The researchers identified three best practices crucial to making low-tech urban agriculture more carbon-competitive with conventional agriculture:

  • Extend infrastructure lifetimes. Extend the lifetime of materials and structures such as raised beds, composting infrastructure and sheds. A raised bed used for five years will have approximately four times the environmental impact, per serving of food, as a raised bed used for 20 years.
  • Use urban wastes as agriculture inputs. Conserve carbon by engaging in “urban symbiosis,” which includes giving a second life to used materials, such as construction debris and demolition waste, that are unsuitable for new construction but potentially useful for urban agriculture. The most well-known symbiotic relationship between cities and urban agriculture is composting. The category also includes using rainwater and recycled “graywater” — such as that from showers, bathtubs or washing machines — for irrigation.
  • Generate high levels of social benefits. In a survey conducted for the study, urban farmers and gardeners overwhelmingly reported improved mental health, diet and social networks. While increasing these “nonfood outputs” does not reduce its carbon footprint, “growing spaces which maximize social benefits can outcompete conventional agriculture when UA benefits are considered holistically,” according to the study authors.

Co-authors of the Nature Cities paper are from McGill University in Canada, University Paris-Saclay and the Agroecology and Environmental Research Unit in France, the University of Kent in the United Kingdom, ILS Research in Germany, City University of New York and Adam Mickiewicz University in Poland.
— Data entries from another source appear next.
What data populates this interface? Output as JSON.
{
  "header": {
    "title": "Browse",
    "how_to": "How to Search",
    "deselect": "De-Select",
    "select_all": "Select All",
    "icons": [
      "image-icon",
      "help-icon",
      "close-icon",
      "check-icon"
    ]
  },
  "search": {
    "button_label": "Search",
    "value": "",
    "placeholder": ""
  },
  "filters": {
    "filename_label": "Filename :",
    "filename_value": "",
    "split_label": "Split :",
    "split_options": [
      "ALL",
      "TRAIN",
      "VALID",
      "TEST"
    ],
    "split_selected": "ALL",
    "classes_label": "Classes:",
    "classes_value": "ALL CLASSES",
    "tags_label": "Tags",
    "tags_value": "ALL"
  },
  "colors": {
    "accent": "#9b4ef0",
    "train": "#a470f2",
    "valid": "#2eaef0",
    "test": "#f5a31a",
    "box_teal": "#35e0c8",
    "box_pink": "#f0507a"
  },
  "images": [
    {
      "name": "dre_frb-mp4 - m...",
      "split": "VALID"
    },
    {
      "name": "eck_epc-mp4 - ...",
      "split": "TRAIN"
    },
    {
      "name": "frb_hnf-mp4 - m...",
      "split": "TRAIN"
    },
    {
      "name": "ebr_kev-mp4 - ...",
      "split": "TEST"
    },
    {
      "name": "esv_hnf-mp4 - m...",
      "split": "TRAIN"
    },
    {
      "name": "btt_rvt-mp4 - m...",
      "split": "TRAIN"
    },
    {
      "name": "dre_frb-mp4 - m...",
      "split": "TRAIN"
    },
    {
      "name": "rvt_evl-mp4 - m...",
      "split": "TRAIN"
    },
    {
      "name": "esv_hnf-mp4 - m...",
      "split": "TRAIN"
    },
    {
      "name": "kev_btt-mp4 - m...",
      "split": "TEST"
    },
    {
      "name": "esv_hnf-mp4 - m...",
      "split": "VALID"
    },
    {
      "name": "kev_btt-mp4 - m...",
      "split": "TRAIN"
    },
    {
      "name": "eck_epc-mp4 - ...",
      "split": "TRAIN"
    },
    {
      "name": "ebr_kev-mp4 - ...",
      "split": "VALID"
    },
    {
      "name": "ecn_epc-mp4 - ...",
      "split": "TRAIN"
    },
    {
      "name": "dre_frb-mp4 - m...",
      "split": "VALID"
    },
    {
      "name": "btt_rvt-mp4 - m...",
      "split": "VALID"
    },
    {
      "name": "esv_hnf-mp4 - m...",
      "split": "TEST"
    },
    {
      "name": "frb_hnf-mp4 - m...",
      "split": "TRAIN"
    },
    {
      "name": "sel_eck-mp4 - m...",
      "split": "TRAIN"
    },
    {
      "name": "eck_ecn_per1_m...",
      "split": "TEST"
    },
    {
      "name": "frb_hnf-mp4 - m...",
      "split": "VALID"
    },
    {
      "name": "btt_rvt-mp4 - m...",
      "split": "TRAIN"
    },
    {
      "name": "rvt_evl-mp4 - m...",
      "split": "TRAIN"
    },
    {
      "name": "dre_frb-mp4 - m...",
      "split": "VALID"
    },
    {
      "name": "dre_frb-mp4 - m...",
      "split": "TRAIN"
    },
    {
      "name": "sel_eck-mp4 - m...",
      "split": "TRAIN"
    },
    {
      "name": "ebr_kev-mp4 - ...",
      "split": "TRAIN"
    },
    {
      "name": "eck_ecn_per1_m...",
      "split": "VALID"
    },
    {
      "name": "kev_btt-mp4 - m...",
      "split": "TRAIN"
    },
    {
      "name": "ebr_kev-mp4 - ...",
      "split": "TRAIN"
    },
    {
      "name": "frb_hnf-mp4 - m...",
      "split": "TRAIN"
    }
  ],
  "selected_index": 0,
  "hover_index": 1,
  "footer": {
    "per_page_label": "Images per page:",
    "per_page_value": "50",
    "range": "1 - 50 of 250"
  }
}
Support for the project was provided by the UK Economic and Social Research Council, German Federal Ministry of Education and Research, French National Research Agency, U.S. National Science Foundation, Poland’s National Science Centre, and the European Union’s Horizon 202 research and innovation program.

Tags:

Comments

  1. Mag Grace
    on January 25, 2024 at 8:57 am

    This article is missing the information about who funded the study. Commercial farming has a carbon footprint on an industrial scale and is a system completely dependent on fossil fuels. Where is the actual data?

    I think it’s really important to know who is paying for this research, and for these results.

    • University Record
      on January 25, 2024 at 9:12 am

      Thanks for your inquiry. That information has been added at the end of the article.